Koyo describes foliage with red and yellow colors, while Momiji (紅葉) specifically applies to the intensely red maple leaves that are particularly spectacular during the season.
The maple leaf symbolizes fall in Japanese culture and its use is widespread.
Maple-shaped cakes are typical during the fall, and the leaves themselves are often eaten as tempura: a delicious, deep-fried, sweet snack. There are various varieties of maple leaf tempura served throughout the country during the season, often accompanied by a cup of Japanese tea.
The tradition of Momijigari (viewing of fall leaves) has had a profound influence on Japanese culture since the Heian period (794-1195), with hunting for maples particularly popular across the country.
For Buddhists, it’s a moment that is important both spiritually and symbolically as it reminds us that life is ephemeral. Momijigari also features heavily In eighth-century Manyoshu poetry as well as the classical Heian Period novel ‘The Tale of the Genji’.
There is no shortage of stunning places in Japan to enjoy the phenomenon, though the best days to see it vary from place to place and from year to year. Momijigari is often enjoyed in many different ways, including on hikes, picnics, drives, bike rides and camping trips.
Fall foliage forecast 2021
The turning of the leaves in Japan varies due to temperature, elevation, and latitude, and the best time to experience the phenomenon differs every year. In general, the autumn foliage season begins in mid-September on the island of Hokkaido, the northernmost island.
In other parts of Japan, like Tokyo and Kyoto, the best viewing times typically range from mid-October through early December. Peak viewing in each area typically lasts between two weeks to more than one month.
Therefore, while many regions peak in November, some areas can start changing as early as September or as late as December. When temperatures turn cold early, the Japanese fall colors appear sooner – up to several weeks early – and vice versa.
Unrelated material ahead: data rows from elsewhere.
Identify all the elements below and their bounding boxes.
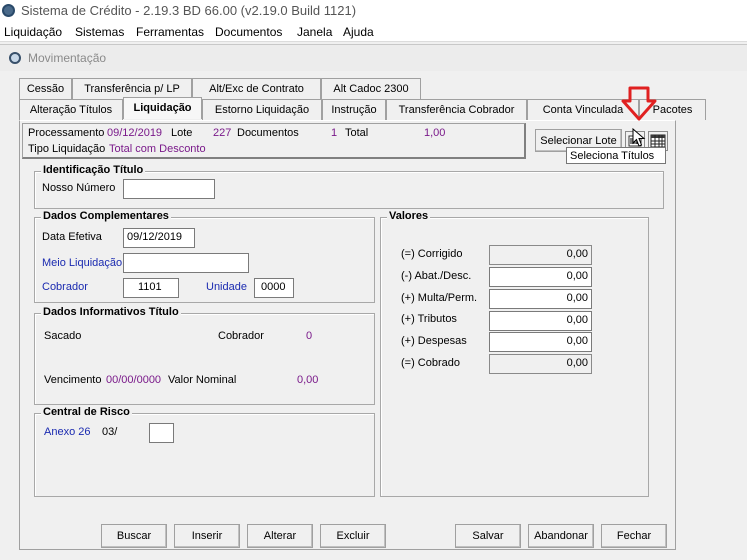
dados-informativos-group: Dados Informativos Título Sacado Cobrado… [34, 306, 375, 405]
valor-nominal-label: Valor Nominal [168, 374, 237, 386]
multa-perm-input[interactable]: 0,00 [489, 289, 592, 309]
vencimento-label: Vencimento [44, 374, 102, 386]
corrigido-field: 0,00 [489, 245, 592, 265]
child-caption: Movimentação [0, 45, 747, 71]
meio-liquidacao-label: Meio Liquidação [42, 257, 123, 269]
cobrador-input[interactable]: 1101 [123, 278, 179, 298]
tooltip-seleciona-titulos: Seleciona Títulos [566, 147, 666, 164]
tipo-liquidacao-value: Total com Desconto [109, 143, 206, 155]
tab-estorno-liquidacao[interactable]: Estorno Liquidação [202, 99, 322, 120]
app-title: Sistema de Crédito - 2.19.3 BD 66.00 (v2… [21, 3, 357, 18]
informativo-cobrador-value: 0 [306, 330, 313, 342]
valores-title: Valores [387, 210, 431, 222]
alterar-button[interactable]: Alterar [247, 524, 313, 548]
despesas-input[interactable]: 0,00 [489, 332, 592, 352]
window-icon [9, 52, 21, 64]
app-title-bar: Sistema de Crédito - 2.19.3 BD 66.00 (v2… [0, 0, 747, 22]
nosso-numero-label: Nosso Número [42, 182, 116, 194]
corrigido-label: (=) Corrigido [401, 248, 463, 260]
central-risco-title: Central de Risco [41, 406, 132, 418]
unidade-label: Unidade [206, 281, 247, 293]
anexo-26-value: 03/ [102, 426, 118, 438]
anexo-26-label: Anexo 26 [44, 426, 91, 438]
tab-alt-cadoc-2300[interactable]: Alt Cadoc 2300 [321, 78, 421, 99]
lote-value: 227 [213, 127, 232, 139]
highlight-arrow-icon [621, 86, 657, 121]
tributos-input[interactable]: 0,00 [489, 311, 592, 331]
abat-desc-label: (-) Abat./Desc. [401, 270, 472, 282]
tipo-liquidacao-label: Tipo Liquidação [28, 143, 106, 155]
processamento-label: Processamento [28, 127, 105, 139]
unidade-input[interactable]: 0000 [254, 278, 294, 298]
anexo-26-input[interactable] [149, 423, 174, 443]
cobrador-label: Cobrador [42, 281, 88, 293]
total-label: Total [345, 127, 369, 139]
mouse-cursor-icon [632, 128, 646, 147]
app-icon [2, 4, 15, 17]
meio-liquidacao-input[interactable] [123, 253, 249, 273]
central-risco-group: Central de Risco Anexo 26 03/ [34, 406, 375, 497]
fechar-button[interactable]: Fechar [601, 524, 667, 548]
tab-cessao[interactable]: Cessão [19, 78, 72, 99]
data-efetiva-label: Data Efetiva [42, 231, 102, 243]
menu-liquidacao[interactable]: Liquidação [4, 25, 62, 39]
tab-transferencia-cobrador[interactable]: Transferência Cobrador [386, 99, 527, 120]
informativos-title: Dados Informativos Título [41, 306, 181, 318]
child-window-title: Movimentação [28, 51, 107, 65]
cobrado-field: 0,00 [489, 354, 592, 374]
tab-instrucao[interactable]: Instrução [322, 99, 386, 120]
lote-label: Lote [171, 127, 193, 139]
menu-ajuda[interactable]: Ajuda [343, 25, 374, 39]
tab-liquidacao[interactable]: Liquidação [123, 97, 202, 119]
abandonar-button[interactable]: Abandonar [528, 524, 594, 548]
tab-alt-exc-contrato[interactable]: Alt/Exc de Contrato [192, 78, 321, 99]
cobrado-label: (=) Cobrado [401, 357, 461, 369]
data-efetiva-input[interactable]: 09/12/2019 [123, 228, 195, 248]
valores-group: Valores (=) Corrigido 0,00 (-) Abat./Des… [380, 210, 649, 497]
total-value: 1,00 [424, 127, 446, 139]
identificacao-title: Identificação Título [41, 164, 146, 176]
sacado-label: Sacado [44, 330, 82, 342]
valor-nominal-value: 0,00 [297, 374, 319, 386]
dados-complementares-group: Dados Complementares Data Efetiva 09/12/… [34, 210, 375, 303]
menu-bar: Liquidação Sistemas Ferramentas Document… [0, 22, 747, 42]
documentos-label: Documentos [237, 127, 299, 139]
menu-ferramentas[interactable]: Ferramentas [136, 25, 204, 39]
documentos-value: 1 [331, 127, 338, 139]
menu-documentos[interactable]: Documentos [215, 25, 282, 39]
menu-sistemas[interactable]: Sistemas [75, 25, 124, 39]
excluir-button[interactable]: Excluir [320, 524, 386, 548]
buscar-button[interactable]: Buscar [101, 524, 167, 548]
complementares-title: Dados Complementares [41, 210, 171, 222]
batch-info-bar: Processamento 09/12/2019 Lote 227 Docume… [22, 123, 526, 159]
inserir-button[interactable]: Inserir [174, 524, 240, 548]
processamento-value: 09/12/2019 [107, 127, 163, 139]
tributos-label: (+) Tributos [401, 313, 457, 325]
abat-desc-input[interactable]: 0,00 [489, 267, 592, 287]
identificacao-titulo-group: Identificação Título Nosso Número [34, 164, 664, 209]
tab-alteracao-titulos[interactable]: Alteração Títulos [19, 99, 123, 120]
menu-janela[interactable]: Janela [297, 25, 332, 39]
salvar-button[interactable]: Salvar [455, 524, 521, 548]
nosso-numero-input[interactable] [123, 179, 215, 199]
tab-transferencia-lp[interactable]: Transferência p/ LP [72, 78, 192, 99]
multa-perm-label: (+) Multa/Perm. [401, 292, 478, 304]
informativo-cobrador-label: Cobrador [218, 330, 264, 342]
despesas-label: (+) Despesas [401, 335, 467, 347]
vencimento-value: 00/00/0000 [106, 374, 162, 386]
Where to see autumn leaves in Japan
Any region in Japan is really a good area for Koyo viewing in the autumn, and the best places to see autumn colors will largely depend on when you travel. If you are visiting a bustling city such as Tokyo, city parks offer thousands of trees for Koyo and Momji leaf hunting.
The country’s many mountainous hiking trails offer a great alternative option for those wishing to take in the Japanese countryside. The area surrounding Mount Fuji, including lake Kawaguchiko, and national parks such as Daisetsuzan in Hokkaido and Oze north of Tokyo are ideal for Momijigari.
Another option is simply looking out the window while traveling by train if visiting the country with a Japan Rail Pass. Between stations, you’ll have the opportunity to observe the local countryside in all its autumn glory.
Best places in Kyoto
Kyoto is often considered the best city in Japan to view the impressive fall foliage, thanks in part to the large number of traditional temples with sprawling, forested grounds.
Some of the best Momijigari spots in Kyoto include:
- Arashiyama – An extensive bamboo forest on the outskirts of the city
- Daigo-Ji Gardens – A large green space popular with photographers in the autumn
- Daitoku-Ji – A temple with an impressive tunnel made out of maples at the entrance.
- Eikando Temple – The trees in these temple grounds are impressively lit during the fall
- Kinkaku-Ji – The gold-leaf coating of this famous temple is perfectly complemented by the colours of its surrounding trees in the autumn
- Nanzen-Ji – Made famous by the film Lost in Translation, which shot scenes at this temple during the fall
- Tenryu-Ji – A UNESCO World Heritage Site with an impressive landscape garden
- Tofukuji Temple – The Tsutenkyo Bridge in the temple grounds is one of the most popular leaf viewing spots in the city.
Best places in Tokyo
Although internationally known as a bustling metropolis, Tokyo is also packed with green spaces such as parks and gardens ideal for Momijigari. Some of the most popular include:
- Jingu Gaien Ginkgo Avenue – A famous street lined with ginko trees which turn a bright yellow in the autumn
- Koishikawa Korakuen – A popular garden, close to the Tokyo Dome, which boasts a large number of maple trees
- Mount Takao – Located on the outskirts of the city, this busy weekend destination is ideal for an autumn hike
- Oze National Park – Another popular hiking spot, located around 100 kilometers to the north of the city
- Rikugien Garden – An impressive landscape garden popular for both red leaf and cherry blossom viewing
- Shinjuku Gyoen – A large city park popular for autumn picnics
- Ueno Park – This large green space boasts over 9,000 trees with spectacular colors in the fall
- Yoyogi Park – Located close to the trendy Harajuku neighborhood and offers a mix of both ginkos and maples with spectacular autumn colors.